Camus começa O Mito de Sísifo do jeito mais desconfortável possível. Não com um argumento, nem com um conceito elegante, mas com uma pergunta que ninguém pede para ouvir.
“Só existe um problema filosófico verdadeiramente sério: o suicídio.”
Quando li isso pela primeira vez, a sensação não foi de choque teatral. Foi de reconhecimento. Como se alguém tivesse dito em voz alta aquilo que quase todo mundo já pensou em silêncio — nem sempre de forma dramática, às vezes só como cansaço. Como quem pergunta: tá, mas… pra quê continuar?
Camus não escreveu isso num momento confortável da história. Ele tinha 28 anos. A Europa estava em guerra. O corpo dele falhava por causa da tuberculose. Não havia horizonte longo, nem promessa de estabilidade. O mundo, literalmente, podia acabar. Então a pergunta não era abstrata. Era urgente.
E talvez por isso ela continue funcionando.
A pergunta central do livro é simples demais para ser ignorada: a vida vale a pena ser vivida?
Camus não responde rápido. Ele observa. E o que ele encontra não é desespero puro, nem esperança fácil. Ele encontra o absurdo. Essa sensação estranha de viver num mundo que não responde. Você pergunta, o mundo fica em silêncio. Você insiste, ele continua mudo. Os dias se repetem, as tarefas voltam, e em algum momento surge essa percepção incômoda: nada garante que isso tudo “signifique” algo maior.
Curiosamente, Camus diz que é aí que a filosofia começa de verdade.
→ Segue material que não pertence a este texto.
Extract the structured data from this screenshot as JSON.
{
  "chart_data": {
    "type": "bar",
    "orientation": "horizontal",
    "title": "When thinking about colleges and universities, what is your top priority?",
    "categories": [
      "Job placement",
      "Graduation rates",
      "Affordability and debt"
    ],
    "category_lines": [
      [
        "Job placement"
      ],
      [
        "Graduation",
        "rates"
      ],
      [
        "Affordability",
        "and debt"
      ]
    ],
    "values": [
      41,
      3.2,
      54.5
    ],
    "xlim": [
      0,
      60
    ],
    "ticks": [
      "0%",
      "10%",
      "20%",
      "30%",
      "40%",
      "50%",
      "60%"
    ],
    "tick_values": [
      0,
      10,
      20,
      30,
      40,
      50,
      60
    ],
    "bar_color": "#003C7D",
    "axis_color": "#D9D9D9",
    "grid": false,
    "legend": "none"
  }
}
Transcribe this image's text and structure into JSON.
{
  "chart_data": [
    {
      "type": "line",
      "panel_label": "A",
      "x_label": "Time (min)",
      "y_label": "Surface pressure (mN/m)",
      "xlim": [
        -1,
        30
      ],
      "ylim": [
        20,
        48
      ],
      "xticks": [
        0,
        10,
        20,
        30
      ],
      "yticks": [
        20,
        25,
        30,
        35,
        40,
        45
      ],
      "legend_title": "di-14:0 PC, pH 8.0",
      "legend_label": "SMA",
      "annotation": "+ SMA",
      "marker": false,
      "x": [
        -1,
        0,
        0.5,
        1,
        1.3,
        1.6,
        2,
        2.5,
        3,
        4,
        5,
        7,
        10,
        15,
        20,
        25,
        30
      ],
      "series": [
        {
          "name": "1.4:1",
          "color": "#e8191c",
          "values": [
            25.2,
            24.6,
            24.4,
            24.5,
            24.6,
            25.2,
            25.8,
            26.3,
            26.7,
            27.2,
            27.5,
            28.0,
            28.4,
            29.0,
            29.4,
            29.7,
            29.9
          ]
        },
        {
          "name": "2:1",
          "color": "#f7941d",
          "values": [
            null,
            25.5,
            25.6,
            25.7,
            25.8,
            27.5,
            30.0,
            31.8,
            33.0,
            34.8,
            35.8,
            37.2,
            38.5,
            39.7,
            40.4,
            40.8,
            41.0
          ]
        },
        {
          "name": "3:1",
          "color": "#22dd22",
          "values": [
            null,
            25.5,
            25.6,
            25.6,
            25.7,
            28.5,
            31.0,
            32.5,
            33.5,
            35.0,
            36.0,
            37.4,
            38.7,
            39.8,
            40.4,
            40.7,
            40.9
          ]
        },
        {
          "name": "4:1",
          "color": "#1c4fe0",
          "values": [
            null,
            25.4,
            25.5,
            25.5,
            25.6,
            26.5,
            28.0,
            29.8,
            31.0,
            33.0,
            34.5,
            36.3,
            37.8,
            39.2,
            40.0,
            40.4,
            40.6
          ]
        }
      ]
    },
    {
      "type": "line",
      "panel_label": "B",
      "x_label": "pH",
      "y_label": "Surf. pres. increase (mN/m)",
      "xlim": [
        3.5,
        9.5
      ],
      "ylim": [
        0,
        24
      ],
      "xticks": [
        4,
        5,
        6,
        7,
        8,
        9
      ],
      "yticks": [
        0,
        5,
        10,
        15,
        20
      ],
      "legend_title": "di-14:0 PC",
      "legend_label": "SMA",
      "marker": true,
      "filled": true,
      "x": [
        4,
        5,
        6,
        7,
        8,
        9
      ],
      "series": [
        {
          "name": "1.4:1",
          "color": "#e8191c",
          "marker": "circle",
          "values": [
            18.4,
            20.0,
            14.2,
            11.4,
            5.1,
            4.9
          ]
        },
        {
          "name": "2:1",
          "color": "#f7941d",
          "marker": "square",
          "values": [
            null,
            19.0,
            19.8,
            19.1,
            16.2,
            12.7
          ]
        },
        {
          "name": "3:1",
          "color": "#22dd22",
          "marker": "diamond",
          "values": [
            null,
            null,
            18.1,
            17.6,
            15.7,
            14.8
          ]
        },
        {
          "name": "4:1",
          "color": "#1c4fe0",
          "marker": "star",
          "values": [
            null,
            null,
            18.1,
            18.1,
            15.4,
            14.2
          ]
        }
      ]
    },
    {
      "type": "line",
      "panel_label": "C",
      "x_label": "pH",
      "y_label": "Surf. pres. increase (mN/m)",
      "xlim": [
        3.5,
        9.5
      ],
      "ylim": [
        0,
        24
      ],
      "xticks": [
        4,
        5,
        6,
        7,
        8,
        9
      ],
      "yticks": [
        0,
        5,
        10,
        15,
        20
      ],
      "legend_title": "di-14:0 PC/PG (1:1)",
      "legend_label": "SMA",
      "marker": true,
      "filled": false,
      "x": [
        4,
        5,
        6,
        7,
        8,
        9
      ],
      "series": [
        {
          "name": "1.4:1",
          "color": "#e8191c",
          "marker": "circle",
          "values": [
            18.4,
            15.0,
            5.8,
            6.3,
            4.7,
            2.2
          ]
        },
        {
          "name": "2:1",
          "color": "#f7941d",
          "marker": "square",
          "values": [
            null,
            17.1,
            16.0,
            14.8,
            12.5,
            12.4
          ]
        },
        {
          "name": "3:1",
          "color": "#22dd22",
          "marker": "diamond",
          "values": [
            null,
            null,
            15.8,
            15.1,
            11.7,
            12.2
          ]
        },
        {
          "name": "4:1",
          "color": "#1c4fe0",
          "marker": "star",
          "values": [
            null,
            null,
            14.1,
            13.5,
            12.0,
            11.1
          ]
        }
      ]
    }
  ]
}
Não quando temos respostas, mas quando a engrenagem emperra.
Diante do absurdo, ele vê três saídas possíveis. Desistir. Acreditar cegamente em algo que resolva tudo. Ou se revoltar. Não uma revolta histérica, mas uma postura. Um jeito de ficar de pé mesmo sem garantias.
É nesse ponto que ele puxa Sísifo. E isso é interessante, porque Camus faz isso o tempo todo: quando a ideia fica abstrata demais, ele chama um mito, uma imagem, uma cena concreta. Como se dissesse: olha, esquece o conceito, imagina isso aqui.
Sísifo empurra uma pedra montanha acima. Sempre. Chega no topo, a pedra cai. Ele desce. Recomeça. Não tem final. Não tem aprendizado oculto. Não tem recompensa no fim. Os deuses acharam que isso era o pior castigo possível.
Camus olha para essa cena e diz algo que parece errado à primeira vista: é preciso imaginar Sísifo feliz.
Não porque o trabalho faça sentido. Não porque a pedra leve a algum lugar. Mas porque, em algum ponto, Sísifo entende que aquela é a condição dele. E, entendendo isso, algo muda. A pedra deixa de ser só punição. A subida deixa de ser só humilhação. É a vida dele acontecendo ali, naquele gesto repetido.
Camus está falando de nós. Da rotina. Do trabalho que volta. Da semana que parece cópia da anterior. Da sensação de estar sempre “empurrando algo” sem saber exatamente por quê.
A revolta camusiana não é destruir a montanha. Nem fingir que ela não existe. É subir sabendo. É estar inteiro no gesto. Empurrar a pedra com consciência. Sentir o peso, o corpo, o esforço. Não porque isso vai salvar o mundo, mas porque é isso que está dado agora.
A vida, para Camus, não vem com sentido pré-instalado. E ele não trata isso como tragédia. Trata como liberdade. Se não há sentido pronto, então ninguém pode tirá-lo de você. Ele é inventado. No modo como você vive. No modo como você atravessa.
Talvez hoje a sua pedra seja simples. Um trabalho repetitivo. Uma rotina que esgota. Um dia que parece igual aos outros. Camus não promete saída, iluminação ou redenção. Ele promete algo mais sóbrio — e talvez mais honesto.
Dignidade dentro da subida.
Algumas ideias não explicam o mundo. Elas reorganizam o jeito como a gente permanece nele.